The preparation taken by the staff at Seeing Eye to have an emergency plan in place, reviewed and updated annually combined with regular meetings prior to anticipated emergencies shows just how important pre-planning is to any business or citizen. During emergencies, Jim Kutsch, President of Seeing Eye stated that “emergency teams meet twice a day. After the emergency, the team undergoes a debriefing to identify where they were most successful, what they learned from the event and identified areas for improvement for future responses.”
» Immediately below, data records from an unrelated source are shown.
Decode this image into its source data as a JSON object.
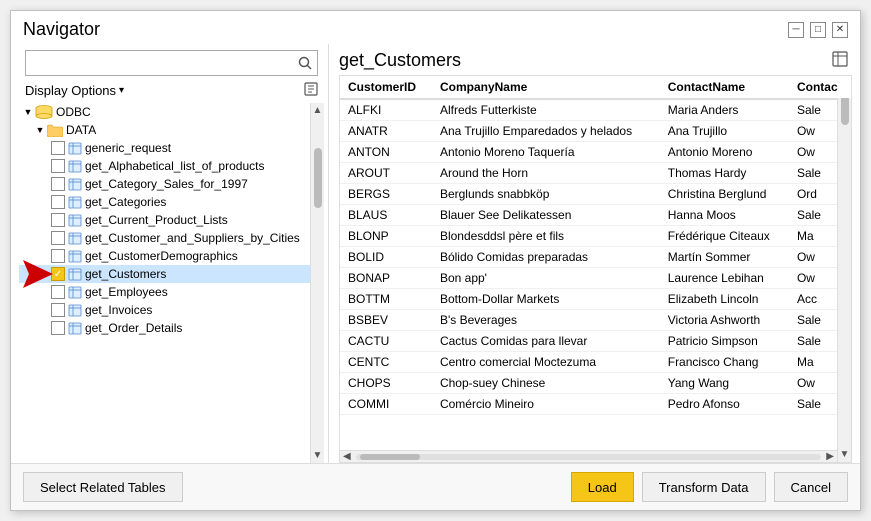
{
  "dialog": {
    "title": "Navigator",
    "title_bar_controls": {
      "minimize": "─",
      "maximize": "□",
      "close": "✕"
    }
  },
  "left_panel": {
    "search_placeholder": "",
    "display_options_label": "Display Options",
    "display_options_arrow": "▾",
    "tree": {
      "odbc_label": "ODBC",
      "data_label": "DATA",
      "items": [
        {
          "label": "generic_request",
          "checked": false,
          "selected": false
        },
        {
          "label": "get_Alphabetical_list_of_products",
          "checked": false,
          "selected": false
        },
        {
          "label": "get_Category_Sales_for_1997",
          "checked": false,
          "selected": false
        },
        {
          "label": "get_Categories",
          "checked": false,
          "selected": false
        },
        {
          "label": "get_Current_Product_Lists",
          "checked": false,
          "selected": false
        },
        {
          "label": "get_Customer_and_Suppliers_by_Cities",
          "checked": false,
          "selected": false
        },
        {
          "label": "get_CustomerDemographics",
          "checked": false,
          "selected": false
        },
        {
          "label": "get_Customers",
          "checked": true,
          "selected": true
        },
        {
          "label": "get_Employees",
          "checked": false,
          "selected": false
        },
        {
          "label": "get_Invoices",
          "checked": false,
          "selected": false
        },
        {
          "label": "get_Order_Details",
          "checked": false,
          "selected": false
        }
      ]
    }
  },
  "right_panel": {
    "title": "get_Customers",
    "columns": [
      "CustomerID",
      "CompanyName",
      "ContactName",
      "Contac"
    ],
    "rows": [
      [
        "ALFKI",
        "Alfreds Futterkiste",
        "Maria Anders",
        "Sale"
      ],
      [
        "ANATR",
        "Ana Trujillo Emparedados y helados",
        "Ana Trujillo",
        "Ow"
      ],
      [
        "ANTON",
        "Antonio Moreno Taquería",
        "Antonio Moreno",
        "Ow"
      ],
      [
        "AROUT",
        "Around the Horn",
        "Thomas Hardy",
        "Sale"
      ],
      [
        "BERGS",
        "Berglunds snabbköp",
        "Christina Berglund",
        "Ord"
      ],
      [
        "BLAUS",
        "Blauer See Delikatessen",
        "Hanna Moos",
        "Sale"
      ],
      [
        "BLONP",
        "Blondesddsl père et fils",
        "Frédérique Citeaux",
        "Ma"
      ],
      [
        "BOLID",
        "Bólido Comidas preparadas",
        "Martín Sommer",
        "Ow"
      ],
      [
        "BONAP",
        "Bon app'",
        "Laurence Lebihan",
        "Ow"
      ],
      [
        "BOTTM",
        "Bottom-Dollar Markets",
        "Elizabeth Lincoln",
        "Acc"
      ],
      [
        "BSBEV",
        "B's Beverages",
        "Victoria Ashworth",
        "Sale"
      ],
      [
        "CACTU",
        "Cactus Comidas para llevar",
        "Patricio Simpson",
        "Sale"
      ],
      [
        "CENTC",
        "Centro comercial Moctezuma",
        "Francisco Chang",
        "Ma"
      ],
      [
        "CHOPS",
        "Chop-suey Chinese",
        "Yang Wang",
        "Ow"
      ],
      [
        "COMMI",
        "Comércio Mineiro",
        "Pedro Afonso",
        "Sale"
      ]
    ]
  },
  "bottom_bar": {
    "select_related_tables": "Select Related Tables",
    "load": "Load",
    "transform_data": "Transform Data",
    "cancel": "Cancel"
  }
}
Though their plan is very comprehensive to address every conceivable emergency, the fact is emergencies of any nature are unpredictable and requires those in charge to quickly and effortlessly change their course of action to face the uncertainty before them. Staff members were ready to remain on site to care for the dogs and students if needed but if the conditions worsened, they had a contingency plan for that as well relocating the dogs and students. The most important aspect of any emergency plan is identification of key players and communication. At the Seeing Eye, all staff members know the key players involved and how communications will be relayed during an emergency.
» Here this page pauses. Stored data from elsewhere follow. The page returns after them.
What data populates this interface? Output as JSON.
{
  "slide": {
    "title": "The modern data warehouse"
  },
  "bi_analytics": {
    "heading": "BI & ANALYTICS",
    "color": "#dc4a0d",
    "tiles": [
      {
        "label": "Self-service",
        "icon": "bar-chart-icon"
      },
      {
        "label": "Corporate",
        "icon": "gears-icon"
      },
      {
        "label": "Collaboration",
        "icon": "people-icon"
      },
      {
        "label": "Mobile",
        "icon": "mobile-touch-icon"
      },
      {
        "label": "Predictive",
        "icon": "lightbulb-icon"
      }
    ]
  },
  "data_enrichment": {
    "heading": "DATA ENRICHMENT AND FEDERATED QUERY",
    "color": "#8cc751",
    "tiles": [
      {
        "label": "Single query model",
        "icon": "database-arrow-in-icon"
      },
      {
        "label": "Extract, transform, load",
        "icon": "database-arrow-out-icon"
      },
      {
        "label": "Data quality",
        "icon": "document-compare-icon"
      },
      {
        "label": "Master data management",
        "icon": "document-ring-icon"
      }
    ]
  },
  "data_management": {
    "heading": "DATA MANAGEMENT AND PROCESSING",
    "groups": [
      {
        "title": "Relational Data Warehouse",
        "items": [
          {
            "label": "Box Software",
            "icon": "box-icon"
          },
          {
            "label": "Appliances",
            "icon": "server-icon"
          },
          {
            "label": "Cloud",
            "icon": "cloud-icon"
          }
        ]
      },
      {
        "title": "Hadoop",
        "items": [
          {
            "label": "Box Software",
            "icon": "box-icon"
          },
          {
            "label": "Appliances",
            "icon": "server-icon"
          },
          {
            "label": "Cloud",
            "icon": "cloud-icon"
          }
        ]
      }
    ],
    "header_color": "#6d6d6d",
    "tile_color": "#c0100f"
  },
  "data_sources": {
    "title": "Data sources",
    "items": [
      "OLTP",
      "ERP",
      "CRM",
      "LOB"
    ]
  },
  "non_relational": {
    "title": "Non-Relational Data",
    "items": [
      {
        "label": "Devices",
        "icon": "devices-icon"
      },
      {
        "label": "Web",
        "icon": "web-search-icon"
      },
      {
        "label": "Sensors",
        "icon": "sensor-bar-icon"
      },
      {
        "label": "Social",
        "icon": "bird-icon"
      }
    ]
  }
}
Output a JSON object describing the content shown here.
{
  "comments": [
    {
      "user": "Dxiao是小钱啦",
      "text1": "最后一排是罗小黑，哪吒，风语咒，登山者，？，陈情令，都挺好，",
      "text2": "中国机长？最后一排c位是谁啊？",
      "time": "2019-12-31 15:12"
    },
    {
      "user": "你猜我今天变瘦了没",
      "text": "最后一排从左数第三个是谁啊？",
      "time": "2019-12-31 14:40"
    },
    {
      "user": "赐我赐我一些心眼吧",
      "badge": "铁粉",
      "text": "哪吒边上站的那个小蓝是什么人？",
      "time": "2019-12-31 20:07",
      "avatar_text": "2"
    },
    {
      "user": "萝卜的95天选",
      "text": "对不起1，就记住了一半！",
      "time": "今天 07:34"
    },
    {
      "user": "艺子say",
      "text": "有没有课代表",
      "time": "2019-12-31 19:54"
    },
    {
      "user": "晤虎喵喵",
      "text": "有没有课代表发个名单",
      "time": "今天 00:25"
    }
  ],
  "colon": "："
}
The Seeing Eye is pleased to report that all puppies are healthy and adjusting to their surroundings. Soon, they will be handed off to puppy raisers to begin their informal training in obedience commands and socialization before moving back to the Morristown campus where they will be trained as Seeing Eye dogs for the blind and visually impaired. Though dogs can give birth to their litters in the dark, the investment in the lives of these dogs requires a 100% commitment by the staff to ensure all puppies born survive and any medical complications at birth are addressed immediately.
Had it not been for the forethought of the Seeing Eye staff having back-up generators installed years ago and keeping up with the maintenance, keeping the facility stocked with food, medicines, vaccines and all of the necessary needs of the mothers and pups as well as flashlights for the humans to navigate the facility, then Hurricane Sandy could have resulted in the loss of these eleven puppies if not more. Instead, these “Eyes of Hurricane Sandy” will soon be trained as guide dogs for several visually impaired individuals. From their experience, the staff already knows that the dog’s strength and will to survive will serve them through whatever challenge nature and man may put in front of them.